Cómo las lesiones cerebrales privan a las personas de su sentido del libre albedrío

Cuando Ryan Darby era residente de neurología, estaba familiarizado con algo llamado síndrome del miembro extraterrestre, pero eso no hacía que el comportamiento de sus pacientes fuera menos desconcertante. Las personas con el trastorno informan que una de sus extremidades, generalmente una mano, parece estar sola. Puede tocar y agarrar cosas, o incluso desabrochar una camisa abotonada con la otra mano. El paciente no puede controlar la mano rebelde a menos que la agarre o incluso se siente sobre ella. Parecen haber perdido agencia, una parte importante de tener un sentido inequívoco de su propio comportamiento y libre albedrío. «Este es uno de esos síntomas que realmente cuestiona el cerebro y cómo puede conducir a algunos conceptos más amplios», dijo Darby, ahora profesor asistente de neurología en la Universidad de Vanderbilt.
El síndrome de la extremidad extraterrestre puede ocurrir después de que un accidente cerebrovascular haya causado daño al cerebro. Pero incluso si los pacientes con la enfermedad reportan los mismos síntomas extraños, sus lesiones no ocurren en el mismo lugar. «¿Tal vez sea porque las lesiones están en diferentes partes de la misma red cerebral?», se preguntó Darby. Para averiguarlo, él y sus colegas compilaron los resultados de un estudio de imágenes cerebrales de personas con el síndrome. También observaron el mutismo motor, una condición que deja a los pacientes sin el deseo de actuar o hablar a pesar de no tener ningún impedimento físico. Usando una nueva técnica, los investigadores compararon las ubicaciones de las lesiones con las plantillas de redes cerebrales, grupos de regiones que a menudo se activan en conjunto.

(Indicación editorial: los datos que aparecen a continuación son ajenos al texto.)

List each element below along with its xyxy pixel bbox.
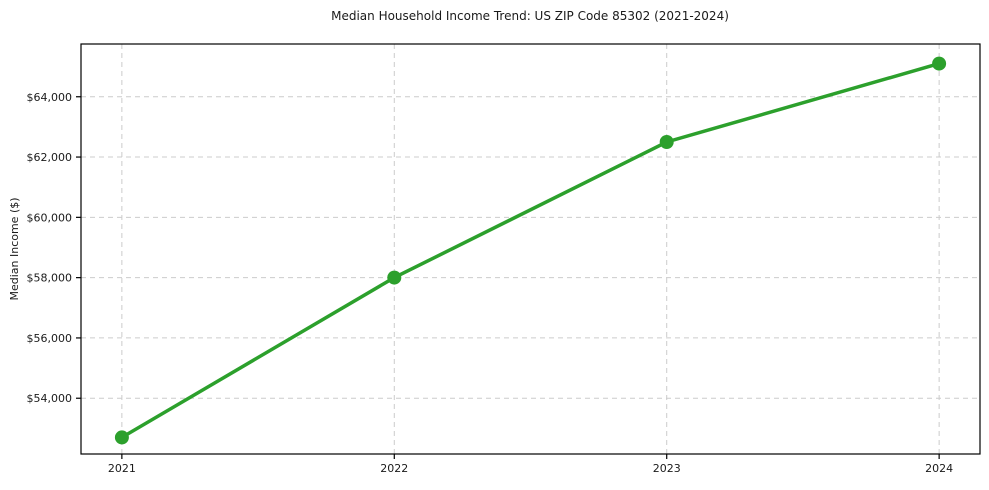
- data-point-2021: [114, 430, 129, 445]
- x-tick-label-2024: 2024: [925, 462, 953, 475]
- plot-area: 2021 2022 2023 2024 $54,000 $56,000 $58,000 $60…: [27, 43, 981, 475]
- data-point-2022: [387, 270, 402, 285]
- y-tick-label-62000: $62,000: [27, 151, 73, 164]
- y-tick-label-54000: $54,000: [27, 392, 73, 405]
- data-point-2024: [932, 56, 947, 71]
- x-tick-label-2022: 2022: [380, 462, 408, 475]
- x-tick-label-2021: 2021: [108, 462, 136, 475]
- y-axis-label: Median Income ($): [8, 197, 21, 300]
- y-tick-label-64000: $64,000: [27, 91, 73, 104]
- plot-border: [80, 43, 981, 455]
- y-tick-label-58000: $58,000: [27, 272, 73, 285]
- trend-line: [121, 61, 940, 439]
- y-tick-label-56000: $56,000: [27, 332, 73, 345]
- x-tick-label-2023: 2023: [653, 462, 681, 475]
- data-point-2023: [659, 135, 674, 149]
- chart-title: Median Household Income Trend: US ZIP Co…: [331, 9, 729, 23]
- y-tick-label-60000: $60,000: [27, 211, 73, 224]
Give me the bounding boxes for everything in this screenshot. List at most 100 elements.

Todas las lesiones asociadas con el síndrome del miembro extraño se asignan a una red de regiones vinculadas al precúneo, una región previamente asociada con la autoconciencia y la agencia. En las personas con mutismo motor, las lesiones son parte de otra red centrada en la corteza cingulada anterior que se cree que está involucrada en el movimiento autónomo.Las dos redes también incluyen regiones cerebrales que, en estudios previos, alteraron las percepciones de los sujetos sobre el libre albedrío cuando fueron estimuladas por electrodos, informó el equipo en octubre. Procedimientos de la Academia Nacional de Ciencias.
El estudio muestra que al menos algunos componentes del libre albedrío, la voluntad y la motivación motora, no están confinados a ninguna región del cerebro, sino que dependen de una red de regiones. La percepción de voluntad puede colapsar con la interrupción de cualquier parte de esta red.
«Es una forma creativa de usar y reconceptualizar datos que han existido durante décadas para aprender algo realmente nuevo», dijo Amit Etkin, profesor asociado de psiquiatría en la Universidad de Stanford, y comprender cosas que antes no tenían sentido. involucrados en el trabajo. Agregó que los estudios de muchas otras afecciones cerebrales podrían beneficiarse al adoptar este enfoque.